As I have worked on this sermon,
of course I’ve also been reading the newspapers. I realize
this is a difficult time in the Michigan economy. Any
preacher in the midst of a stewardship campaign who opened
up the Friday Free Press would have had the same
reaction: “Oh…thanks!” In the 1950’s musical Lil Abner,
there was a song which was a spoof on one of the bulwarks of
our economy: “What’s Good for General Bullmoose is Good for
the USA,” and of course, in Michigan, we all know the adage
to which it refers: “What’s good for General Motors is good
for the USA.” Well, I don’t know how General Bullmoose is
doing lately, but we all know the stress on General Motors,
the Big Three and the USA. Someone on the Finance Committee
said, “It’s a tough time to ask for fund-raising,” and I
suppose, so it is.
But the fact is, this morning is
not just about raising funds, it’s about raising our spirits
in response to God’s love. It is not just trying to meet the
church budget, we are trying to live out of the abundance of
God’s grace offered to us in Jesus. It’s not just asking for
pledges from the pocketbook, but the commitment of the
heart. God is not just calling us to be donors, but calling
us to be disciples of Christ, giving out of a bountiful
faith in a bountiful God who gives blessings in abundance.

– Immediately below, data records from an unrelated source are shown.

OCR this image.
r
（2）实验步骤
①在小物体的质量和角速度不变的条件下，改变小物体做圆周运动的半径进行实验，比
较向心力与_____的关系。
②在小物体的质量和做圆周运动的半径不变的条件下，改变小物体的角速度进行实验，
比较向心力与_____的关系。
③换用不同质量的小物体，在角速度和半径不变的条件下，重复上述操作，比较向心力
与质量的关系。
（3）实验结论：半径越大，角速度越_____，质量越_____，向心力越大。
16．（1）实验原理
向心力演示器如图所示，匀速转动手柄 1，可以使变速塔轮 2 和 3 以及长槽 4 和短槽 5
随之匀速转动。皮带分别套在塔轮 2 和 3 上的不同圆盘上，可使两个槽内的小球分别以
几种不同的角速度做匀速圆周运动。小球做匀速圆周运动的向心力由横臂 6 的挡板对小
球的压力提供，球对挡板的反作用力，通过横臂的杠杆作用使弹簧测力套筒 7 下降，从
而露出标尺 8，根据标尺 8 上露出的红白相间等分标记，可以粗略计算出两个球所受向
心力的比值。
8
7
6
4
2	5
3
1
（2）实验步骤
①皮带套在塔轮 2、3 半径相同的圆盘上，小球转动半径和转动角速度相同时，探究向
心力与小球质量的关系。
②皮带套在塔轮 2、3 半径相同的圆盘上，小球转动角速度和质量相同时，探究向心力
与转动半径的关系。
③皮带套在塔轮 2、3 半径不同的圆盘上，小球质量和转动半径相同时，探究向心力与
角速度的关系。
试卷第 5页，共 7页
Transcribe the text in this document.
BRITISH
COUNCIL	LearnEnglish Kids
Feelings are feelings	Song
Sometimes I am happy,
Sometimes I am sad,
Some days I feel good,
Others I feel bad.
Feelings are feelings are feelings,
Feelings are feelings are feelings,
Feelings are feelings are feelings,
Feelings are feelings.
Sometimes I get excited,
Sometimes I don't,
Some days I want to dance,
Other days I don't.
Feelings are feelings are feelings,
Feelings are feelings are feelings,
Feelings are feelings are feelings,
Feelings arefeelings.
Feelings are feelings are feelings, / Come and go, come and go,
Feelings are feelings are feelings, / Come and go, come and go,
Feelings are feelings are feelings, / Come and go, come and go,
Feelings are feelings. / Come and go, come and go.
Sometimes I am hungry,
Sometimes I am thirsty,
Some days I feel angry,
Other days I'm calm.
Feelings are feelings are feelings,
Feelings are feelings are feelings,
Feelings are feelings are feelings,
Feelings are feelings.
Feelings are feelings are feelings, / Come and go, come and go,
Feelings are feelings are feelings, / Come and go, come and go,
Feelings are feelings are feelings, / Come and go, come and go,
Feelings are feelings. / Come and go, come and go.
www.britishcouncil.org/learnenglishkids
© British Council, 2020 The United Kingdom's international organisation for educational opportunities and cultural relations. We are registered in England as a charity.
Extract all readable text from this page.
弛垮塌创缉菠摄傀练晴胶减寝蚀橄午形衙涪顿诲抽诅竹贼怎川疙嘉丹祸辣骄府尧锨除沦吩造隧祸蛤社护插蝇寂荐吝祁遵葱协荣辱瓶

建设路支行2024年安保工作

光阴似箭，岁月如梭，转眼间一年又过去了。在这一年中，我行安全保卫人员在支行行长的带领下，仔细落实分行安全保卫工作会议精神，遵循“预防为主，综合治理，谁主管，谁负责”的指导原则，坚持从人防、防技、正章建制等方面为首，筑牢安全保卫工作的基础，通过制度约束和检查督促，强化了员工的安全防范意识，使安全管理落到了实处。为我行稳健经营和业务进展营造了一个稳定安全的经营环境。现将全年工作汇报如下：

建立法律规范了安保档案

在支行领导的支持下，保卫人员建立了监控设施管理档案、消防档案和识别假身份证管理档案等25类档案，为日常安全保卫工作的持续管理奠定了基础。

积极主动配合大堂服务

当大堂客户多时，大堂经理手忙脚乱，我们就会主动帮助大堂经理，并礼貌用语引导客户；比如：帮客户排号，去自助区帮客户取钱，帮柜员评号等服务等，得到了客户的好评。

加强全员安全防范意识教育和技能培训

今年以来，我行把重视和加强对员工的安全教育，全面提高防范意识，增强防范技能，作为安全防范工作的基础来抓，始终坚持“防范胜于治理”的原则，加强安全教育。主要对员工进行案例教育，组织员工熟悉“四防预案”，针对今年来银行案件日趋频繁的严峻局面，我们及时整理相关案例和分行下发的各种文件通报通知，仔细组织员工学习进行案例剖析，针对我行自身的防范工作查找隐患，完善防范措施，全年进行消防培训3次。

The phrase “bounteous God” has
been humming in my head. It comes from the ancient hymn by
Martin Rinkert. I told you the story of the hymn this
summer. It was written during a difficult time, certainly
more difficult than ours. It was 1663, following the
devastating 30 Years War in Europe and the plague of the
early 1600’s. Pastor and poet, frail of health himself,
Rinkert had personally buried over 5,000 people, including
his wife. Yet, in the face of it all he could sing:
O may this bounteous God through
all our lives be near us
With ever joyful hearts and blessed peace to cheer us.
And keep us in his grace,
And guard us when perplexed,
And free us from all ills
In this world and the next.
Today…when
everything seems to be changing, some things never change.
Today…I
invite you to “Have Faith:”
To live boldly
To give generously
So that all we do is done in love.
Great is thy faithfulness, O God
my Father;
there is no shadow of turning with thee;
thou changest not, thy compassions they fail not;
as thou hast been, thou forever wilt be.
Great is thy faithfulness!
Great is thy faithfulness!
Morning by morning new mercies I see;
all I have needed, thy hand hath provided;
great is thy faithfulness, Lord unto me.